There was no answer.  It seemed like the poor ass couldn’t even look up at her.  Selina realized that, like it or not, she needed a different approach.

“Look… Jean Paul,” without realizing it, she had infused the name with a slightly French pronunciation, and it startled him into looking up at her.  His mouth opened and the words began pouring out in a stream…

“I know you didn’t set us up, Catwoman.  I know that! I knew as soon as he said it wasn’t you in the catsuit.  As soon as we saw it was a fake Catwoman, then it all made sense!  But he won’t see that.  He’s got this idée fixe about you now.  He thinks you set up the whole thing to humiliate him because of the time it was him in the batsuit, and I know you’re going to hate me now for even bringing that up but—”

“Hang on,” Selina ordered.  Jean Paul stopped, less because of the verbal cut-off and more because Selina Kyle’s hand had appeared—firmly—on top of his.  It wasn’t a slap or anything, but it was physical, it was her hand, it was there on his thumb and forefinger, touching him, and it punctuated the order to stop talking with the force of a thousand Halt in the name of St. Dumas.

“A fake Catwoman?” Selina asked pointedly.

“Yes, ma’am.”

“Don’t call me ma’am.  A fake Catwoman?”

He nodded.

“You mean like goggles and cat powers from the Gotham Post?”

“No, more like you.  Purple and, and stealing jewels—except with a tail.”

“A tail!”

“And… not as pretty.”

Selina glared a glare of absolute contempt, and Jean Paul thought of a different detail to have noticed.

“And not so good at the stealing, either.  She didn’t disable the cameras or anything.”

Selina flexed her fingers and Jean Paul gulped.  The gesture was most eloquent, even though there were no claws there: something needed to be shredded.  Preferably something that would scream.

“I, I jus’thought,” he stammered—when Bruce burst into the room, seized his collar, pulled him from the chair and slammed him against the wall.

“What happened?  How many hurt?  What triggered it?  What part of town?  Who was there?  Who else knows?”

“HEY!” Selina cut in, “Excuse me, I think this is my meeting, and if anybody is going to claw some answers out of the pheromonially-challenged mouse, it’s going to be me.  So take a number.”  She turned to Jean Paul without breaking for air and started her own barrage of questions: “Where was this fake Catwoman?  What was she after?  How did she go about breaking in?  Why didn’t she disable the cameras?  What did she say?  How did she fight—”

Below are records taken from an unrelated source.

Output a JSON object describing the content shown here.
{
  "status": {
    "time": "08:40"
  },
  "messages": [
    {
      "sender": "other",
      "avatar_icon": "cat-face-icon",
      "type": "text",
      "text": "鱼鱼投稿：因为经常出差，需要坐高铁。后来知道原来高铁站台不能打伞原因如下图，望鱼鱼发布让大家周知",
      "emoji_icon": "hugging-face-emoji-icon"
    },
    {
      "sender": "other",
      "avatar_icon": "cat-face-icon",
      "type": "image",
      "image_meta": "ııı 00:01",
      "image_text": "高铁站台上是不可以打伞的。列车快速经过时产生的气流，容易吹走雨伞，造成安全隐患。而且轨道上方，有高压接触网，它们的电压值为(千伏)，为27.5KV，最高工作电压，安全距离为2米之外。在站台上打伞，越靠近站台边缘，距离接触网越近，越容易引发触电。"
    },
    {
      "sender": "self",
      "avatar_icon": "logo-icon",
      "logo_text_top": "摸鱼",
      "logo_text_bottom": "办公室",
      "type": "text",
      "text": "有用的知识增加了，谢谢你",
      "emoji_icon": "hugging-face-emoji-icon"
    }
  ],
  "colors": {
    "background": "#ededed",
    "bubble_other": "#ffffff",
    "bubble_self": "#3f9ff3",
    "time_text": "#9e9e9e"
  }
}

“Kitten,” Bruce started to say, still clenching Jean Paul’s shirt in his fist, “Do you mind, this is import—WAITAMINUTE, a fake Catwoman!?!”

“Ye-es,” Selina answered in a mocking singsong that erased all doubt that the good mood of the morning was a distant memory.  As she went on, Bruce found her tone disconcertingly familiar. It harkened back to the old days on rooftops, telling Batman to back off. “Was working on that before you came barging in, so barge the hell out so I can get on with it!”

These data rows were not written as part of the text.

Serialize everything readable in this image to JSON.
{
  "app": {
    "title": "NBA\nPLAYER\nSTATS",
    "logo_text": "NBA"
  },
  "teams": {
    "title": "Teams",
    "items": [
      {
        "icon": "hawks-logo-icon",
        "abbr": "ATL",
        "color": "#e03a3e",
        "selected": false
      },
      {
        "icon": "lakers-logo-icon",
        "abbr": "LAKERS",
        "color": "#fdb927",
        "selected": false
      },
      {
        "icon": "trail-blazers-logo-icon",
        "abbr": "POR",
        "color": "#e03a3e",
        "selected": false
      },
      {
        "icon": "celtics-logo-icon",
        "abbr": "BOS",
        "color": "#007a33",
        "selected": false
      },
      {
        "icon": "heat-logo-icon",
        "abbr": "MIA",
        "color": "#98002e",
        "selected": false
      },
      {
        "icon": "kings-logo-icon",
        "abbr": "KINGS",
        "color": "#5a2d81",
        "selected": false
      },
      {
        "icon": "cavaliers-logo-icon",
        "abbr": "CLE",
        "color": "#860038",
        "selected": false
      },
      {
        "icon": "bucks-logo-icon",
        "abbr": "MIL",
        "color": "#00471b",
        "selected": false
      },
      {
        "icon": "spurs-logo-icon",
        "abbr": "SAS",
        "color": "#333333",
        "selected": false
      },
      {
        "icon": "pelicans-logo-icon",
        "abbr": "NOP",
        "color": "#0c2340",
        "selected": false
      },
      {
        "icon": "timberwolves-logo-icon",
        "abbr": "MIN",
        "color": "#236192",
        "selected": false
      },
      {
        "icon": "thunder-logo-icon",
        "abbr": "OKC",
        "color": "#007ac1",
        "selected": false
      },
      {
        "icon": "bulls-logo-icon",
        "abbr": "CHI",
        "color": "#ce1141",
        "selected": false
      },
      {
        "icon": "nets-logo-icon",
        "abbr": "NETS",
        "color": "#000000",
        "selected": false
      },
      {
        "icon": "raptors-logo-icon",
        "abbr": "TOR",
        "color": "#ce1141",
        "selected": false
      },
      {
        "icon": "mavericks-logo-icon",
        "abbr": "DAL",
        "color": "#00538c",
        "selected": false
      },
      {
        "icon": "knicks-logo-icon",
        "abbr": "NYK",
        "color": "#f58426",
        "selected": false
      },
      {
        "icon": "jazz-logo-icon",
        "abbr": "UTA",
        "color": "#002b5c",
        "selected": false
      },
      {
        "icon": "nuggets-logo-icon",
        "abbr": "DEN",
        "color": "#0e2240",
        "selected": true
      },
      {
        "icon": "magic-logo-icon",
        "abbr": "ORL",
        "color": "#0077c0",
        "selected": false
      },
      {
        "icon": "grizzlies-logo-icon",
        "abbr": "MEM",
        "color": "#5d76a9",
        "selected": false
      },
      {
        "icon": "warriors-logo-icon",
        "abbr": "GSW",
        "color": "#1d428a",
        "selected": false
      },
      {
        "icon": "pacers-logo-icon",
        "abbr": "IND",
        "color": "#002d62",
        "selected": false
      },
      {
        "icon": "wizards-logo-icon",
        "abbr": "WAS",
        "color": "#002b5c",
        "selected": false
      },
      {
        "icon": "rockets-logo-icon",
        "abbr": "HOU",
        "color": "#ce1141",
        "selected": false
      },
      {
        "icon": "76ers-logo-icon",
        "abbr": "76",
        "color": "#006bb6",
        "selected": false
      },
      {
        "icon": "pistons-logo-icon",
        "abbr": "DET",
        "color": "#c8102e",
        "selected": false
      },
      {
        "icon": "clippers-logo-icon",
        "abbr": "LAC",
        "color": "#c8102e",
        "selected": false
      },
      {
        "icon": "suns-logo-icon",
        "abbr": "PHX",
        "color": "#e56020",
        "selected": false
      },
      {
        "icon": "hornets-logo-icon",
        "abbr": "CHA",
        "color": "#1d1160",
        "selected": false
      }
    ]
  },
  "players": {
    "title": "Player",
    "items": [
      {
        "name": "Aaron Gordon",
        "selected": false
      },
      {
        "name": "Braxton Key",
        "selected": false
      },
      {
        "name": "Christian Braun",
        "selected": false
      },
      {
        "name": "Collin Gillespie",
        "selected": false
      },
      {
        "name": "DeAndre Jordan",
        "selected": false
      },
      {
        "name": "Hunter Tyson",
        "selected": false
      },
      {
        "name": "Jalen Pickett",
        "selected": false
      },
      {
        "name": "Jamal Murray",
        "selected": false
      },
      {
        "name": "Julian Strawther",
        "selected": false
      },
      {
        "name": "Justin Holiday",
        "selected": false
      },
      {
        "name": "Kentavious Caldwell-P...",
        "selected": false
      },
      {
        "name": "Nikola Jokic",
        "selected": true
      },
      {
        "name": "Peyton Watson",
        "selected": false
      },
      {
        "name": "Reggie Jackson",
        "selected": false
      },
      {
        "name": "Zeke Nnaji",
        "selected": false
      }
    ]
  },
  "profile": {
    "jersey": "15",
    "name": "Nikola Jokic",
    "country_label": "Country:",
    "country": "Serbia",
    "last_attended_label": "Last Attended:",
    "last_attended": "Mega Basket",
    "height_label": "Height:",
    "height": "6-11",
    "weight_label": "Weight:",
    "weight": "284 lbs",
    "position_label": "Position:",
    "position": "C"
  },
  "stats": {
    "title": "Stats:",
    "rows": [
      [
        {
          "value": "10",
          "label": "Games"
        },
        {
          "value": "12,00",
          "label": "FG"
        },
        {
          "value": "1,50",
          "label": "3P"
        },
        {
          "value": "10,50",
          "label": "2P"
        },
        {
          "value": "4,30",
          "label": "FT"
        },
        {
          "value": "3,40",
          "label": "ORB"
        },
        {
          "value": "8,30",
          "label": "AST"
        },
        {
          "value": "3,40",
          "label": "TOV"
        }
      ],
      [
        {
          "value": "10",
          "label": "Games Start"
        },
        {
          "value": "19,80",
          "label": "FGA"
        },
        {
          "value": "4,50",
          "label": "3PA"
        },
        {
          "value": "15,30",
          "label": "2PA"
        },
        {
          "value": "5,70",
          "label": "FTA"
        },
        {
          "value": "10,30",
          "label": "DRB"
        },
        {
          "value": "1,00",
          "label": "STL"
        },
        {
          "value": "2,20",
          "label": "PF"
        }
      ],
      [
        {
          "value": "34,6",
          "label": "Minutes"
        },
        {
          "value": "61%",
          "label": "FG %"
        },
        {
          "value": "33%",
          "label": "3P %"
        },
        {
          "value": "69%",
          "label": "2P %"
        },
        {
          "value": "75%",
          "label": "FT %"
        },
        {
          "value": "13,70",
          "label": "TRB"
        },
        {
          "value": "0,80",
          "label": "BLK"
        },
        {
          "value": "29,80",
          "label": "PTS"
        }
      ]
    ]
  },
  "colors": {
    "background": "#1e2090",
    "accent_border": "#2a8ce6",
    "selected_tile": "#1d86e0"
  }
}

“I really do think she can be more help,” Jean Paul added meekly.  “Maybe work together, with Az, I mean, on finding this imposter.  If we can just convince him Catwoman—real Catwoman, I mean, Selina—isn’t involved, I think he’ll have to realize you have a right to help take down the copycat.  Right?”

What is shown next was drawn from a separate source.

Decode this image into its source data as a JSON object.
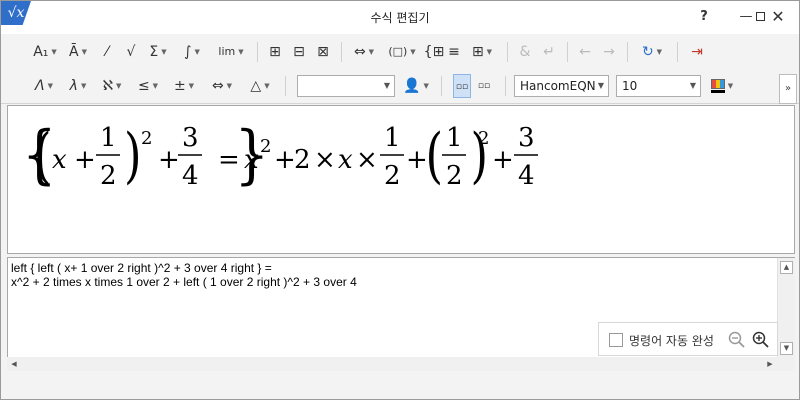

Bruce looked from one to the other.  “I want a report every fifteen minutes,” he barked finally, turning to go.  Then he stopped and turned back. 

Of course. 

His eyes met Selina’s.

“Talia was bound to try something,” he said flatly.  “This is it.”

“I don’t understand,” Jean Paul said, “Talia Head?  Why would she want to send Az into a death spiral?”

“This started off such a good day,” Selina complained.  “I had cat powers.”